How Does A Credit Footprint Affect My Credit Score

Affect My Credit Score

A credit footprint is a record to show that a lender or a creditor has searched your credit file. 

When you apply to borrow money, or even for some monthly services like a mobile phone contract, the lender must perform this credit check to assess your previous history of borrowing and repaying money.

Using a credit reference agency, a loan provider will look at your credit file to also see how much you are currently borrowing, whether you are on the electoral register, if you have a CCJ or an IVA and various other indicators of your financial situation.

How Does A Credit Footprint Affect My Credit Score?

When borrowing any amount of money, it’s not just necessary to have a good credit file, it’s also important to show that you have a credit footprint. Having nothing to show on your credit file can be as bad as having poor credit. This is because lenders have no way of knowing how you handle money if there is no evidence of this on your credit file. 

On the other hand if a creditor sees that you have recently recorded lots of credit footprints it implies that you are in financial difficulty or are unable to adequately manage your money. For instance, while applying for payday loans could be convenient for covering an unforeseen circumstance, too many recent footprints left by short term lenders could negatively impact your credit score. Recording several credit searches in one day could even indicate that someone is fraudulently using your card details to borrow money.

Some information can stay on your credit file for up to six years, such as completed loan whether it’s been paid on time or defaulted. Even a credit application search footprint will stay on your file for a year, so it’s important to take this into consideration before applying for different lines of credit.

Soft and Hard Credit Checks

The only way to guarantee that you’ll be accepted for a loan or credit card is to apply, leaving a credit search footprint on your file. But there are types of different types of credit check— a hard credit check, and a soft credit check.

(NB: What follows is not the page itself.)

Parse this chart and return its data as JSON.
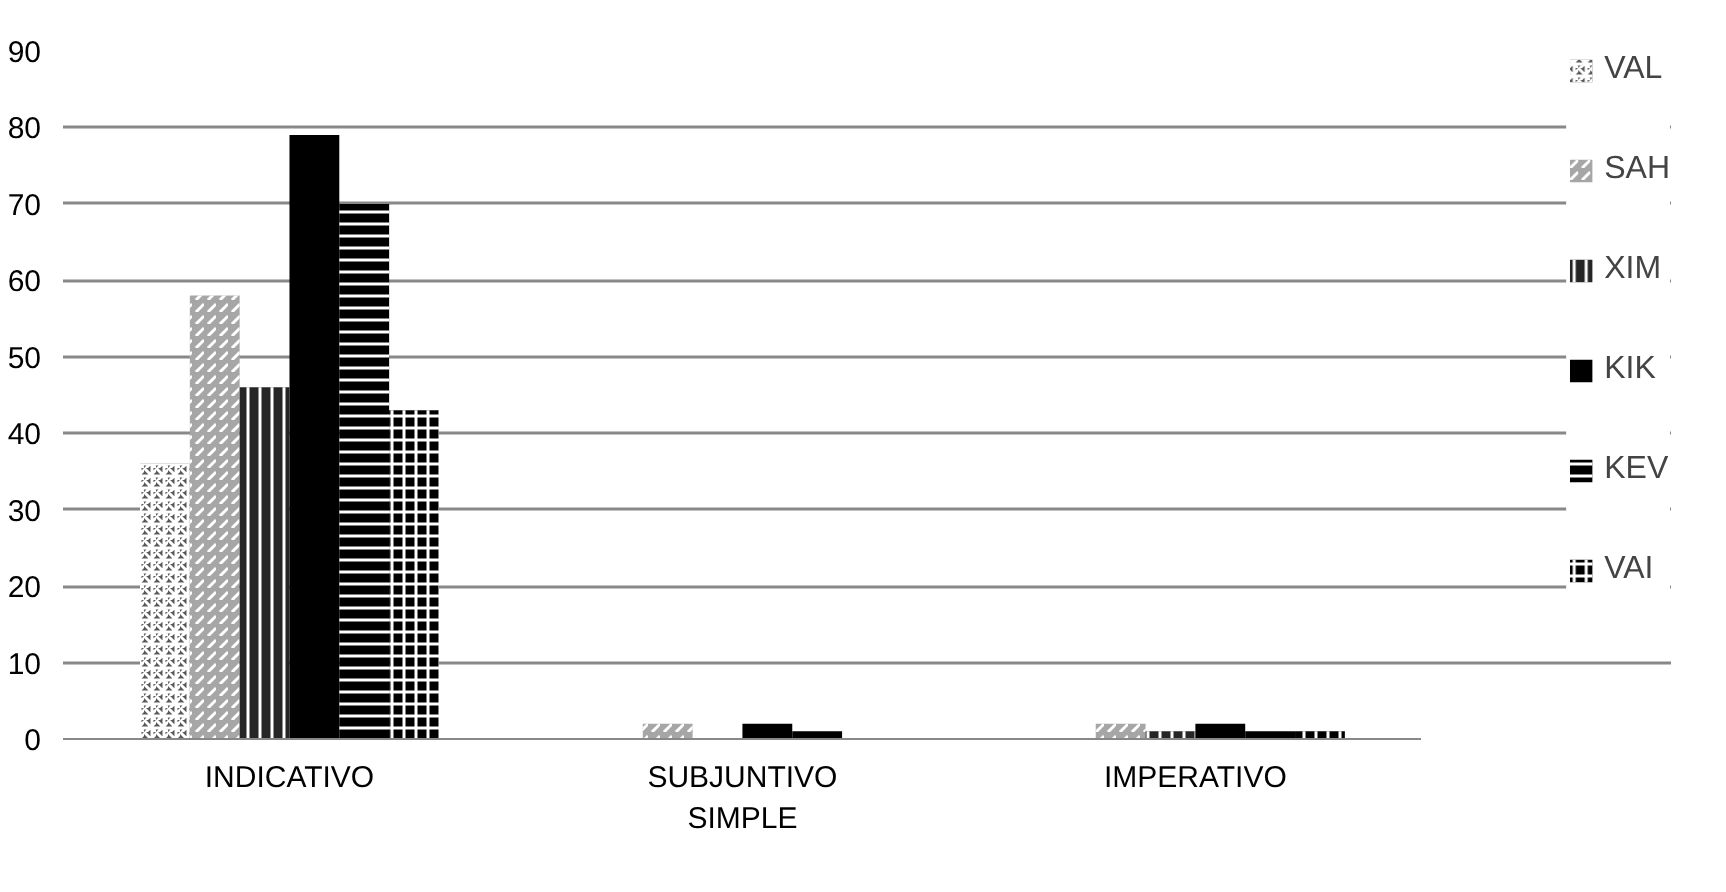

A hard credit check is a complete search of your credit file, which as mentioned earlier, will be visible to other lenders that you’ve applied for credit. This search must be done before you are approved for a loan.

A soft credit check on the other hand is a far less thorough check on your credit file, it’s used as an initial assessment to see whether your application is likely to be approved without a full inspection. Vitally, a soft credit check is not visible to other lenders and does not leave a footprint on your credit file. This means that it will not affect any future applications for credit.

How To Create A Good Credit Footprint

If you’re unsure what your credit file looks like, it’s easy to check it for free at Experian or Noddle.

Building a good credit score requires you to take out credit and pay it back on time. Repaying your borrowings regularly proves to other lenders that you are reliable with how you manage your money. Credit cards are a good example of this— making small but frequent payments on your credit card and paying it back on time will show that you are a responsible borrower.

Direct Debits can also be used to help improve your credit file. Setting up payments for things like a utility bill shows that you aren’t concerned that the funds won’t be there and that they can be collected automatically each month. Remember to try to set up direct debits to leave your account after payday, or you could risk not having enough funds!

Once you have regular on-time credit repayments and can show a couple of credit footprints on your credit file, this demonstrates a healthy financial background.